Essa
mania que Fernando tinha de sempre sair sozinho mato afora, sem dizer a
ninguém onde ia, era um perigoso meio de se expor ao desconhecido. E
não adiantava argumentar com ele. Seus colegas no trabalho, seus
familiares, os amigos, enfim, todo mundo já tinha avisado. Eles
desconversava, inventava mil desculpas e quando a prensa apertava,
jurava que só se aventuraria dali em diante acompanhado. Mas era chegar
um feriado emendado e lá ia o aventureiro nalguma nova aventura
solitária. Certo dia alguém indagou a ele o porquê de não gostar de
companhia nessas andanças e ele respondeu que o silêncio era o que mais
apreciava nesta vida, seu vinho de rótulo raro, o encontro com a
essência da alma.
Fato
é que, chegado o Carnaval, Fernando arrumou as tralhas na mochila e se
foi para uma mata escura e cerrada no Planalto Centro do Brasil. Como
era costume, ninguém soube onde. Acampou perto de um riacho e à noite
comeu uns enlatados que havia levado. Para segurança pessoal, porque por
aqui sempre há relatos de felinos imensos e ferozes, trazia consigo uma
pistola e uma caixa de balas. Dormia com a arma debaixo do travesseiro,
embora um amigo o alertara há pouco que, no caso de um ataque de onça,
por exemplo, ele não teria tempo sequer de empunhar a arma, quem dirá
atirar. Mas ele era cabeça dura, como já o dissemos.
A
estadia naquele lugar até que foi muito calma. Lugar de infinitas
belezas, curso d'água pequeno mas encorpado, solidão a perder de vista.
Não registrou nenhum movimento à noite e nem viu pegadas de grande porte
nas proximidades do acampamento. Só que Fernando era muito
desassossegado e amava a aventura, e foi então que decidiu se expor
mais, passar alguns sobressaltos, coisas do gênero.

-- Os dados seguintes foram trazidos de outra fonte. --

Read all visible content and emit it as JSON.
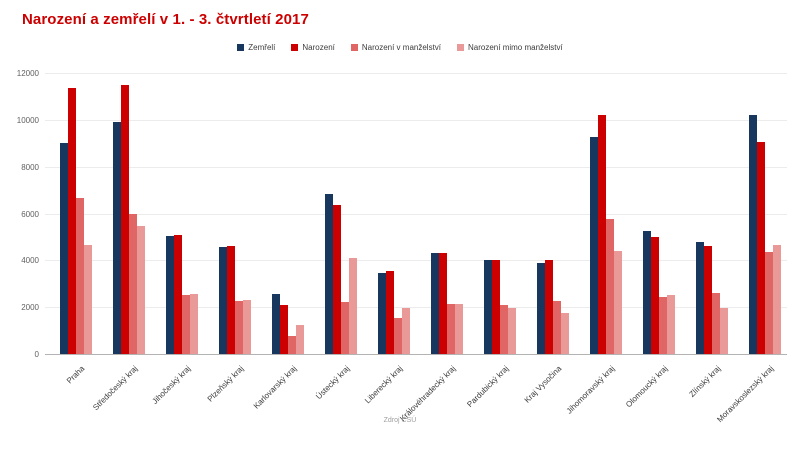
{
  "page": {
    "background": "#ffffff"
  },
  "chart_data": {
    "type": "bar",
    "title": "Narození a zemřelí v 1. - 3. čtvrtletí 2017",
    "title_color": "#cc0000",
    "source": "Zdroj ČSÚ",
    "categories": [
      "Praha",
      "Středočeský kraj",
      "Jihočeský kraj",
      "Plzeňský kraj",
      "Karlovarský kraj",
      "Ústecký kraj",
      "Liberecký kraj",
      "Královéhradecký kraj",
      "Pardubický kraj",
      "Kraj Vysočina",
      "Jihomoravský kraj",
      "Olomoucký kraj",
      "Zlínský kraj",
      "Moravskoslezský kraj"
    ],
    "series": [
      {
        "name": "Zemřelí",
        "color": "#17375e",
        "values": [
          9000,
          9900,
          5050,
          4550,
          2550,
          6850,
          3450,
          4300,
          4000,
          3900,
          9250,
          5250,
          4800,
          10200
        ]
      },
      {
        "name": "Narození",
        "color": "#cc0000",
        "values": [
          11350,
          11500,
          5100,
          4600,
          2100,
          6350,
          3550,
          4300,
          4000,
          4000,
          10200,
          5000,
          4600,
          9050
        ]
      },
      {
        "name": "Narození v manželství",
        "color": "#e06666",
        "values": [
          6650,
          6000,
          2500,
          2250,
          750,
          2200,
          1550,
          2150,
          2100,
          2250,
          5750,
          2450,
          2600,
          4350
        ]
      },
      {
        "name": "Narození mimo manželství",
        "color": "#ea9999",
        "values": [
          4650,
          5450,
          2550,
          2300,
          1250,
          4100,
          1950,
          2150,
          1950,
          1750,
          4400,
          2500,
          1950,
          4650
        ]
      }
    ],
    "ylim": [
      0,
      12000
    ],
    "yticks": [
      0,
      2000,
      4000,
      6000,
      8000,
      10000,
      12000
    ],
    "grid": true,
    "legend_position": "top",
    "axis_colors": {
      "grid": "#ececec",
      "baseline": "#b3b3b3",
      "y_text": "#616161",
      "x_text": "#3c3c3c"
    }
  }
}
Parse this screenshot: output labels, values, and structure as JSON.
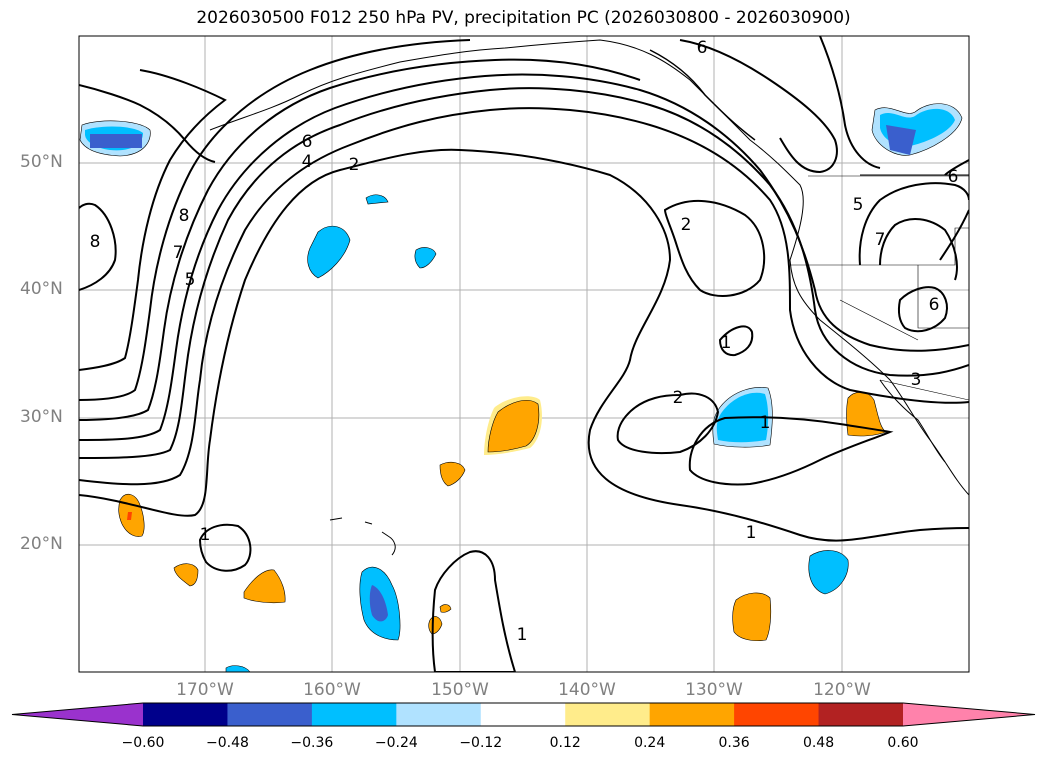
{
  "title": "2026030500 F012 250 hPa PV, precipitation PC (2026030800 - 2026030900)",
  "lat_labels": [
    "50°N",
    "40°N",
    "30°N",
    "20°N"
  ],
  "lon_labels": [
    "170°W",
    "160°W",
    "150°W",
    "140°W",
    "130°W",
    "120°W"
  ],
  "contour_labels": [
    "6",
    "4",
    "2",
    "8",
    "7",
    "5",
    "8",
    "6",
    "2",
    "1",
    "2",
    "1",
    "1",
    "1",
    "1",
    "5",
    "7",
    "6",
    "3",
    "6"
  ],
  "colorbar": {
    "ticks": [
      "−0.60",
      "−0.48",
      "−0.36",
      "−0.24",
      "−0.12",
      "0.12",
      "0.24",
      "0.36",
      "0.48",
      "0.60"
    ],
    "colors": [
      "#9a32cd",
      "#00008b",
      "#3a5fcd",
      "#00bfff",
      "#b0e2ff",
      "#ffffff",
      "#ffec8b",
      "#ffa500",
      "#ff4500",
      "#b22222",
      "#ff82ab"
    ]
  }
}
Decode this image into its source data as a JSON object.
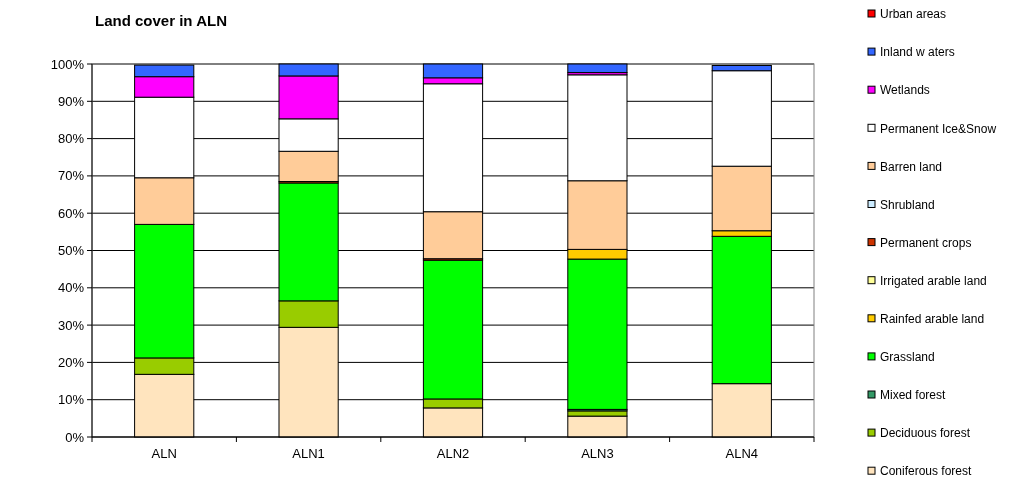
{
  "chart_data": {
    "type": "bar",
    "title": "Land cover in ALN",
    "stacked": true,
    "categories": [
      "ALN",
      "ALN1",
      "ALN2",
      "ALN3",
      "ALN4"
    ],
    "ylim": [
      0,
      100
    ],
    "yticks": [
      {
        "value": 0,
        "label": "0%"
      },
      {
        "value": 10,
        "label": "10%"
      },
      {
        "value": 20,
        "label": "20%"
      },
      {
        "value": 30,
        "label": "30%"
      },
      {
        "value": 40,
        "label": "40%"
      },
      {
        "value": 50,
        "label": "50%"
      },
      {
        "value": 60,
        "label": "60%"
      },
      {
        "value": 70,
        "label": "70%"
      },
      {
        "value": 80,
        "label": "80%"
      },
      {
        "value": 90,
        "label": "90%"
      },
      {
        "value": 100,
        "label": "100%"
      }
    ],
    "grid": "y",
    "legend": "right",
    "series": [
      {
        "name": "Coniferous forest",
        "color": "#ffe4be",
        "values": [
          16.8,
          29.4,
          7.8,
          5.6,
          14.3
        ]
      },
      {
        "name": "Deciduous forest",
        "color": "#99cc00",
        "values": [
          4.4,
          7.1,
          2.4,
          1.4,
          0
        ]
      },
      {
        "name": "Mixed forest",
        "color": "#339966",
        "values": [
          0,
          0,
          0,
          0.4,
          0
        ]
      },
      {
        "name": "Grassland",
        "color": "#00ff00",
        "values": [
          35.8,
          31.6,
          37.2,
          40.3,
          39.5
        ]
      },
      {
        "name": "Rainfed arable land",
        "color": "#ffcc00",
        "values": [
          0,
          0,
          0,
          2.6,
          1.5
        ]
      },
      {
        "name": "Irrigated arable land",
        "color": "#ffff99",
        "values": [
          0,
          0,
          0,
          0,
          0
        ]
      },
      {
        "name": "Permanent crops",
        "color": "#cc3300",
        "values": [
          null,
          0.4,
          0.4,
          0,
          0
        ]
      },
      {
        "name": "Shrubland",
        "color": "#ccecff",
        "values": [
          0,
          0,
          0,
          0,
          0
        ]
      },
      {
        "name": "Barren land",
        "color": "#ffcc99",
        "values": [
          12.5,
          8.1,
          12.6,
          18.4,
          17.3
        ]
      },
      {
        "name": "Permanent Ice&Snow",
        "color": "#ffffff",
        "values": [
          21.6,
          8.7,
          34.3,
          28.4,
          25.6
        ]
      },
      {
        "name": "Wetlands",
        "color": "#ff00ff",
        "values": [
          5.5,
          11.5,
          1.6,
          0.6,
          null
        ]
      },
      {
        "name": "Inland w aters",
        "color": "#3366ff",
        "values": [
          3.1,
          3.2,
          3.7,
          2.3,
          1.4
        ]
      },
      {
        "name": "Urban areas",
        "color": "#ff0000",
        "values": [
          0,
          0,
          0,
          0,
          0
        ]
      }
    ]
  }
}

Então entrou no
coração da mata, lá onde o sol mal conseguia penetrar no seu auge e,
numa clareira apertada entre troncos centenários, esticou as cordas da
barraca.
E
tudo mudou a partir de então. Se era susto que procurava, veio ao lugar
certo. Logo ao cair da noite descobriu que os seres ameaçadores que não
iam ao local do primeiro acampamento, estavam todos reunidos ali na
vizinhança. Algo roçou no forro da barraca e esbarrou nas cordas de
sustentação, o que o fez se arrepender de imediato de estar ali. Ele
apontava a pistola para vários lados mas suas mãos trêmulas denunciavam
que provavelmente acertaria em si mesmo.
Já
no princípio da madrugada, quando cessaram os barulhos na folhagem ali
próximo, ele teve coragem, saiu da barraca, subiu numa árvore e
adormeceu num dos galhos. Dormiu então um sono tranquilo e sonhou com um
harém de lindas moças que dançavam nuas para ele e beijavam seu corpo
todo e sugavam seu pescoço e bochechas e braços e... Acordou
sobressaltado e coberto de sangue. Em seu corpo grudavam imensos
morcegos vampiros que há horas se alimentavam dele.
Tentou
desesperado espantar os animais e acabou por se desequilibrar e cair
sobre a barraca. Onde está a pistola? Meu Deus, quebrei minha perna! E
olha os morcegos que descem em sinuosa indecência pelo tronco, se
arrastam mansos entremeio as folhas secas no chão. E um já lambe o
sangue de sua perna, outro salta sobre seu pescoço. O farfalhar no
entorno se torna mais intenso e Fernando se dá conta de que à noite toda
ouviu foram os morcegos que certamente queriam assustá-lo e forçá-lo a
sair da barraca. Levanta-se a custo sem forçar a perna fraturada e é de
pé que vê uns mil animais nas árvores que o circundam. Todos querem seu
sangue. Procura ainda a pistola mas agora ela é inútil. Pega um galho e o
faz de muleta, salta o mais rápido que pode, tenta escapar daqueles
seres infernais. Só que Fernando está por demais fraco, perdeu sangue
numa constante hemorragia, e começa a ficar cada vez mais lento. Atrás
dele o tapete negro se move devagar, espera, não há pressa porque o sol
não nasce dentro deste mato. Alguns já sobem sem cerimônia em sua perna
boa, outros saltam sobre suas costas à procura do pescoço.
Fernando
cai combalido e logo é rebuçado pela coberta negra da morte. Tem tanto
animal sobre ele que não conseguiria mais levantar tamanho o peso.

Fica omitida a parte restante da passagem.